Une autre réflexion s'est engagée pour élaborer de nouveaux indicateurs de richesse [en France, Gadrey et Jany-Catrice, 2005 ; CESE, 2009 ; INSEE, 2017 ; à l'échelle internationale, World Bank, 2006 ; Stiglitz, Sen et Fitoussi, 2009 ; IUCN, 2009], qui eux aussi nécessitent de revisiter l'objet de la mesure, la richesse, et sa qualité. 

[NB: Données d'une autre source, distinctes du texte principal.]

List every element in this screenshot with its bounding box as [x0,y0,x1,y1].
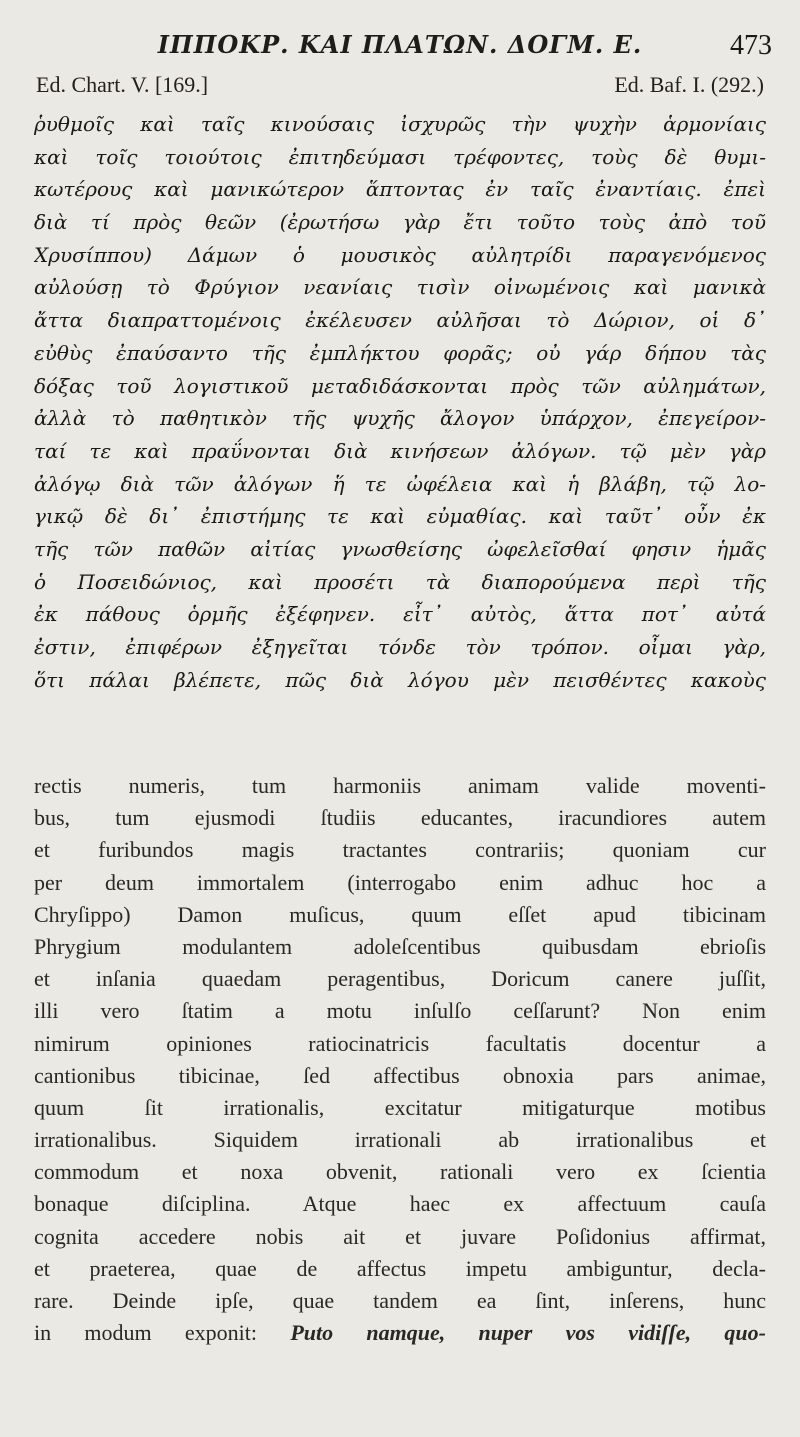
page-number: 473 [730,30,772,61]
latin-line: Chryſippo) Damon muſicus, quum eſſet apud tibicinam [34,901,766,927]
latin-text-block [34,770,766,1349]
greek-line: Χρυσίππου) Δάμων ὁ μουσικὸς αὐλητρίδι παραγενόμενος [34,242,766,267]
edition-chartier-reference: Ed. Chart. V. [169.] [36,72,209,97]
greek-text-block [34,108,766,696]
latin-line: commodum et noxa obvenit, rationali vero ex ſcientia [34,1159,766,1185]
running-head [0,22,800,62]
latin-line: nimirum opiniones ratiocinatricis facultatis docentur a [34,1030,766,1056]
latin-line: bus, tum ejusmodi ſtudiis educantes, iracundiores autem [34,805,766,831]
greek-line: ἄττα διαπραττομένοις ἐκέλευσεν αὐλῆσαι τὸ Δώριον, οἱ δ᾽ [34,308,766,333]
greek-line: ὁ Ποσειδώνιος, καὶ προσέτι τὰ διαπορούμενα περὶ τῆς [34,569,766,594]
greek-line: ἐστιν, ἐπιφέρων ἐξηγεῖται τόνδε τὸν τρόπον. οἶμαι γὰρ, [34,635,766,659]
latin-line: et inſania quaedam peragentibus, Doricum canere juſſit, [34,966,766,992]
latin-line: rare. Deinde ipſe, quae tandem ea ſint, inſerens, hunc [34,1288,766,1313]
latin-last-line-italic: Puto namque, nuper vos vidiſſe, quo- [290,1320,766,1346]
greek-line: ταί τε καὶ πραΰνονται διὰ κινήσεων ἀλόγων. τῷ μὲν γὰρ [34,438,766,463]
edition-basel-reference: Ed. Baf. I. (292.) [614,72,764,97]
edition-reference-line [36,72,764,102]
latin-line: irrationalibus. Siquidem irrationali ab irrationalibus et [34,1127,766,1153]
latin-last-line [34,1317,766,1349]
greek-line: διὰ τί πρὸς θεῶν (ἐρωτήσω γὰρ ἔτι τοῦτο τοὺς ἀπὸ τοῦ [34,210,766,235]
latin-line: cognita accedere nobis ait et juvare Poſidonius affirmat, [34,1223,766,1249]
running-title: ΙΠΠΟΚΡ. ΚΑΙ ΠΛΑΤΩΝ. ΔΟΓΜ. Ε. [157,30,643,59]
latin-line: Phrygium modulantem adoleſcentibus quibusdam ebrioſis [34,933,766,959]
greek-line: ἀλόγῳ διὰ τῶν ἀλόγων ἥ τε ὠφέλεια καὶ ἡ βλάβη, τῷ λο- [34,471,766,496]
greek-line: γικῷ δὲ δι᾽ ἐπιστήμης τε καὶ εὐμαθίας. καὶ ταῦτ᾽ οὖν ἐκ [34,504,766,529]
latin-line: et praeterea, quae de affectus impetu ambiguntur, decla- [34,1255,766,1281]
greek-line: αὐλούσῃ τὸ Φρύγιον νεανίαις τισὶν οἰνωμένοις καὶ μανικὰ [34,275,766,300]
latin-line: et furibundos magis tractantes contrariis; quoniam cur [34,837,766,863]
greek-line: καὶ τοῖς τοιούτοις ἐπιτηδεύμασι τρέφοντες, τοὺς δὲ θυμι- [34,144,766,169]
latin-line: bonaque diſciplina. Atque haec ex affectuum cauſa [34,1191,766,1217]
greek-line: ῥυθμοῖς καὶ ταῖς κινούσαις ἰσχυρῶς τὴν ψυχὴν ἁρμονίαις [34,112,766,136]
greek-line: ὅτι πάλαι βλέπετε, πῶς διὰ λόγου μὲν πεισθέντες κακοὺς [34,667,766,692]
latin-line: rectis numeris, tum harmoniis animam valide moventi- [34,773,766,798]
greek-line: ἀλλὰ τὸ παθητικὸν τῆς ψυχῆς ἄλογον ὑπάρχον, ἐπεγείρον- [34,406,766,431]
latin-line: cantionibus tibicinae, ſed affectibus obnoxia pars animae, [34,1062,766,1088]
greek-line: τῆς τῶν παθῶν αἰτίας γνωσθείσης ὠφελεῖσθαί φησιν ἡμᾶς [34,536,766,561]
greek-line: ἐκ πάθους ὁρμῆς ἐξέφηνεν. εἶτ᾽ αὐτὸς, ἅττα ποτ᾽ αὐτά [34,602,766,627]
latin-line: per deum immortalem (interrogabo enim adhuc hoc a [34,869,766,895]
greek-line: δόξας τοῦ λογιστικοῦ μεταδιδάσκονται πρὸς τῶν αὐλημάτων, [34,373,766,398]
greek-line: κωτέρους καὶ μανικώτερον ἅπτοντας ἐν ταῖς ἐναντίαις. ἐπεὶ [34,177,766,202]
latin-line: illi vero ſtatim a motu inſulſo ceſſarunt? Non enim [34,998,766,1024]
latin-line: quum ſit irrationalis, excitatur mitigaturque motibus [34,1094,766,1120]
latin-last-line-plain: in modum exponit: [34,1320,291,1346]
greek-line: εὐθὺς ἐπαύσαντο τῆς ἐμπλήκτου φορᾶς; οὐ γάρ δήπου τὰς [34,340,766,365]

Il existe aussi une problématique marxienne de l'écologie inscrite dans les rapports sociaux, qui développe deux idées principales : d'une part, Marx voit le capitalisme comme provoquant une « rupture métabolique » entre l'homme et la nature ; d'autre part, la crise du capitalisme est avant tout une crise de production de valeur, cette production étant limitée par des contradictions sociales et, de plus en plus, par les contradictions écologiques. 

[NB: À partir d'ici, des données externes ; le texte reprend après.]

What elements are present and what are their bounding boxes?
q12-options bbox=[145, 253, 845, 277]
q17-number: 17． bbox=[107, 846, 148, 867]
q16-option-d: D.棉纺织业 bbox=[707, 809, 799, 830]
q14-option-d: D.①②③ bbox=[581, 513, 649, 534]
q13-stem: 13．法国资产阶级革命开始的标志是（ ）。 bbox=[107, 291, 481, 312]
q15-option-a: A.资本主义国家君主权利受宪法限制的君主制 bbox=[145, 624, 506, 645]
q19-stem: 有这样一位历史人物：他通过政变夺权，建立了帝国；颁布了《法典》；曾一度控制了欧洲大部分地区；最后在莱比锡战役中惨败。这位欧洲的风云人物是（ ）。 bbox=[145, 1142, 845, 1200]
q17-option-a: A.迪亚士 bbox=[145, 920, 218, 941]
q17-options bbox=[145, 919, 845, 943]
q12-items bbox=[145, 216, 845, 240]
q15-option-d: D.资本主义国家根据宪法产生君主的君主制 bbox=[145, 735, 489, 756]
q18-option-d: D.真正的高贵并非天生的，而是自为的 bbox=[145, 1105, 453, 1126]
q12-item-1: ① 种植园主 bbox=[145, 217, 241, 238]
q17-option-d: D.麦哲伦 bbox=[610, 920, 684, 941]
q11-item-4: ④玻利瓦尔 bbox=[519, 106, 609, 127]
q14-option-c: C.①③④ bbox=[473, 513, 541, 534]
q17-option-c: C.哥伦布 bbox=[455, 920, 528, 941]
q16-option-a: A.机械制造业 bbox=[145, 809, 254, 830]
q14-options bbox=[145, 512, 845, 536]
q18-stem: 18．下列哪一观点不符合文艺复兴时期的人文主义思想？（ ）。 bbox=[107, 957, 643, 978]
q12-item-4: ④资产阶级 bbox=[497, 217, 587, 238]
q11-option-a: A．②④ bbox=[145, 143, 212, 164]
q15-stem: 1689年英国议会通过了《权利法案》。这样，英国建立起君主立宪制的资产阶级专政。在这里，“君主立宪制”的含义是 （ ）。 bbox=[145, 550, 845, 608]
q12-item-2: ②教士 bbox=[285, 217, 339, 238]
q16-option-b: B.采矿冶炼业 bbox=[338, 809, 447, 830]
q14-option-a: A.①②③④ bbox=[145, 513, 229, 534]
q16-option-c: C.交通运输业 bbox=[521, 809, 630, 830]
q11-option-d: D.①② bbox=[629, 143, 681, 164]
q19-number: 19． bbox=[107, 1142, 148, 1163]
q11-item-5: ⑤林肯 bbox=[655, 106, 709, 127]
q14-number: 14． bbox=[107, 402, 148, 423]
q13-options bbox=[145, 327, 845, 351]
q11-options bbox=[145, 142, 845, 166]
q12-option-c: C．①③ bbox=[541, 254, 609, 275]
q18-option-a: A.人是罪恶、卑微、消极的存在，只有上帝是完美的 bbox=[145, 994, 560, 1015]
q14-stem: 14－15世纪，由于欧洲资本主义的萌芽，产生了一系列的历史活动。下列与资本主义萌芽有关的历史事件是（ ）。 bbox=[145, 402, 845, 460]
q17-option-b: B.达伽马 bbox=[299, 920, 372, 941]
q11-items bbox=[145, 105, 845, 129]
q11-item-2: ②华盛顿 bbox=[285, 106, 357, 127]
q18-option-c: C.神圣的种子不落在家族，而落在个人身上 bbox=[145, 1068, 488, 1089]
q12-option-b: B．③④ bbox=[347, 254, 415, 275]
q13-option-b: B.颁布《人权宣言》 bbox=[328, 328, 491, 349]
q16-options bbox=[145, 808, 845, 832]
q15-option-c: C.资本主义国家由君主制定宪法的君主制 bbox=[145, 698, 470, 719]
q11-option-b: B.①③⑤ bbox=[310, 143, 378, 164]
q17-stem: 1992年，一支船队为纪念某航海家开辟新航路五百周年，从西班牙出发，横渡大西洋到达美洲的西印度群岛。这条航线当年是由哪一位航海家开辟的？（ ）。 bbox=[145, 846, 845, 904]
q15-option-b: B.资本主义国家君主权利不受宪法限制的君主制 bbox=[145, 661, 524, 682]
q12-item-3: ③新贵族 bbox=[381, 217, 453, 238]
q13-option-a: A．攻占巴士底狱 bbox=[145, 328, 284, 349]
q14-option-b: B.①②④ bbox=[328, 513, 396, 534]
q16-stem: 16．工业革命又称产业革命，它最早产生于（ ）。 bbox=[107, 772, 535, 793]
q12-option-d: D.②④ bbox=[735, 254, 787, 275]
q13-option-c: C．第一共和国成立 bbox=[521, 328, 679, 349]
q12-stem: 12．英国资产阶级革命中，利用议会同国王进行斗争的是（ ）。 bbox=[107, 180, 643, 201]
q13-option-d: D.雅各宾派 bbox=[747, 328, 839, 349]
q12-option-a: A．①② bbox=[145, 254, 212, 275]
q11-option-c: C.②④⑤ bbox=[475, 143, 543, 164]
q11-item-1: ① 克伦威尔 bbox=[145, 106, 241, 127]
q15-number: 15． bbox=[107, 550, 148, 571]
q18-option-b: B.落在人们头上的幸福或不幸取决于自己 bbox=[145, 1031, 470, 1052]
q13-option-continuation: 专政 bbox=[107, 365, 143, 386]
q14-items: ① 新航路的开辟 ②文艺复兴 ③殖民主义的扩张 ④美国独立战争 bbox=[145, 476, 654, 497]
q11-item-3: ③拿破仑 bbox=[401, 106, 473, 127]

Après avoir rappelé les termes d'un débat qui court depuis l'origine de l'économie politique pour savoir si la richesse se réduit à la valeur économique, nous essaierons de montrer en quoi la valeur est une catégorie sociale, c'est-à-dire dont l'existence dépend de la validation sociale du travail. À ce titre, il paraît opportun de réfléchir à d'autres manières de mesurer richesse et valeur et de redéfinir la notion de travail productif. Nous soutiendrons l'idée que la théorie de valeur de Marx, le plus souvent hors des sentiers du marxisme historique, est capable de prendre en compte la question écologique. Nous examinerons ensuite le statut et le rôle des prix donnés à l'utilisation de biens naturels.

Mais deux phénomènes bousculent à nouveau, au début de ce XXIesiècle, les catégories de valeur et de richesse : la mondialisation de l'économie d'une part, et la révolution technique de l'information et l'enjeu des communs d'autre part. Dans ce contexte, il conviendra de discuter l'hypothèse de dépassement de la catégorie valeur, parce que, dans le cadre de la révolution numérique, la frontière entre économie productive et économie de rente s'efface. 

Ces débats théoriques sont loin d'être clos. Ils sont sans doute le reflet des très grandes incertitudes qui entourent l'avenir du système économique lui-même et des sociétés. Sur le plan épistémologique, ces débats impliquent que l'économie redevienne politique.